Les grands gestionnaires traditionnels peinent à générer des rendements, notamment dans les fonds communs de placement, tandis que les gestionnaires, qui proposent des solutions riches en rebondissements comme le très volatil momentum ou l’analyse quantitative, ont subi «la mauvaise presse des modèles trop agressifs», comme ceux qui sont en vigueur aux États-Unis.
Changer de cap
D’où les débats à l’interne chez Landry Morin pour tenter de se repositionner dans le marché.
C’est finalement Jean-Luc Landry qui l’emporte sur son ancien associé Richard Morin.
Un as de l’administration et de la gestion d’entreprise, Richard Morin aurait refusé d’endosser les nouveaux habits.
En octobre 2012, le départ de Richard Morin se solde donc par un changement de nom et de vocation pour la firme, désormais Gestion de portefeuille Landry.
Les différends auraient porté notamment sur la nécessité de créer des fonds communs de détail et de revoir certains aspects de la gestion de portefeuille, ainsi que sur l’ambition de percer le marché institutionnel, relate Jean-Luc Landry.
Réduire la volatilité des portefeuilles, donc, explique Benoit Brillon.
«Ajouter du style valeur aux portefeuilles de Landry permet de les stabiliser», dit-il, preuves à l’appui.

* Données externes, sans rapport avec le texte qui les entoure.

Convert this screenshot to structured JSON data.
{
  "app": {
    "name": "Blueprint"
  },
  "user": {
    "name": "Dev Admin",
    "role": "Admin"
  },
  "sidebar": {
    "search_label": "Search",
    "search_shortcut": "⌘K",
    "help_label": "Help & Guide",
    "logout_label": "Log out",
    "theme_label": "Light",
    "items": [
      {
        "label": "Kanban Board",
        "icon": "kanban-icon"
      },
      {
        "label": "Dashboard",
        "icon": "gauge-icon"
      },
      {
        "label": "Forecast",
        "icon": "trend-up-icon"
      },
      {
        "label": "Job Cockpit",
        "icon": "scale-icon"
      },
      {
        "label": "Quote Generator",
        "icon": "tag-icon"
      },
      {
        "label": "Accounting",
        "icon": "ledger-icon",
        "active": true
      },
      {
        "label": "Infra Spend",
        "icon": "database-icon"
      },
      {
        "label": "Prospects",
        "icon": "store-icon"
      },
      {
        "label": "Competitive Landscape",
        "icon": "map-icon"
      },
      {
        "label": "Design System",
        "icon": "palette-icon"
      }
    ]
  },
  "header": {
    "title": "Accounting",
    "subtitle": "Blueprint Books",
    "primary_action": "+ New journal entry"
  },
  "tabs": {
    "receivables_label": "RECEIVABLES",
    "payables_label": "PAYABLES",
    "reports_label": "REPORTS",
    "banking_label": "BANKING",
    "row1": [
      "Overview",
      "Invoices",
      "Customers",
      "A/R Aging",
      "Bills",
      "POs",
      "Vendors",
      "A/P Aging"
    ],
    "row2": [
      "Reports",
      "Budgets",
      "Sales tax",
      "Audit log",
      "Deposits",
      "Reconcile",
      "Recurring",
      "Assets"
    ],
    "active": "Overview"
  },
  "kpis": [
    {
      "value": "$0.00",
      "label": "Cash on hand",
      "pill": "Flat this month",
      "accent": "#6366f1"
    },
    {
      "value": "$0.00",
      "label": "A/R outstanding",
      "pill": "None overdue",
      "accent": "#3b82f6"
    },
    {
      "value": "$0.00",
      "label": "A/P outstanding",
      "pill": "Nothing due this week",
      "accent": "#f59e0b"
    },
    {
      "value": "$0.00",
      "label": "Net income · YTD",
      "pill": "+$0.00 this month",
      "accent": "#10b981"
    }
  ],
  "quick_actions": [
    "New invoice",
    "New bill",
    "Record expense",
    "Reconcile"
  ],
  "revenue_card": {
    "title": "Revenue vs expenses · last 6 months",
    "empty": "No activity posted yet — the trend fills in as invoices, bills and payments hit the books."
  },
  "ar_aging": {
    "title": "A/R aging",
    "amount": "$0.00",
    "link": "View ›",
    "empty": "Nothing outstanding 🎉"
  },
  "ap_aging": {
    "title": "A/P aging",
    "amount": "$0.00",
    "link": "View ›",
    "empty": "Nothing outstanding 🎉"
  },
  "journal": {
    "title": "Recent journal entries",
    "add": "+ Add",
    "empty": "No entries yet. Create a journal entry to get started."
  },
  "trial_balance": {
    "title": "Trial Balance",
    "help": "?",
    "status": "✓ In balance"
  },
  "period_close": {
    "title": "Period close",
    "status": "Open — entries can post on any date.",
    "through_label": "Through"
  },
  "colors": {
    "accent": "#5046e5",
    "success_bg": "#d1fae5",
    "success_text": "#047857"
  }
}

La stratégie américaine reformulée, qui mise sur l’union des deux styles de gestion, par exemple, a permis de réduire l’écart-type des rendements à 18, en ne retranchant qu’un peu plus de 100 points de base au rendement total moyen, qui s’établit à 14,4 %
C’est donc un style plus stable, moins volatil, «qui rend les clients plus à l’aise», ajoute Benoit Brillon, selon qui, d’un point de vue commercial, les investisseurs institutionnels et les particuliers ont de la difficulté à tolérer la volatilité du style momentum.
Nouveaux marchés
Sortant de la niche des investisseurs sophistiqués, Landry entend ainsi proposer ses services au marché institutionnel et aux fortunes privées, le tout s’ajoutant à l’élargissement de la gamme de fonds communs, prévu pour les prochains trimestres.
Au moment de l’entrevue, Landry venait d’ailleurs d’embaucher un spécialiste du placement privé pour faire du démarchage auprès des clientèles fortunées, Kit Dalaroy.
De plus, l’ancien gestionnaire de MacDougall, MacDougall & MacTier et de la Financière Banque Nationale Frederic Pye élaborait un nouveau fonds commun de placement lors de notre passage.
Cela dit, s’attaquer à de nouveaux marchés à Montréal est loin d’être une sinécure (lire l’article «L’inaccessible 1 %», à la une de l’édition du mois de mars).
La grande difficulté réside ainsi dans l’absence de référencement dans les bases de données des intermédiaires, qui conseillent les investisseurs institutionnels en leur recommandant des gestionnaires.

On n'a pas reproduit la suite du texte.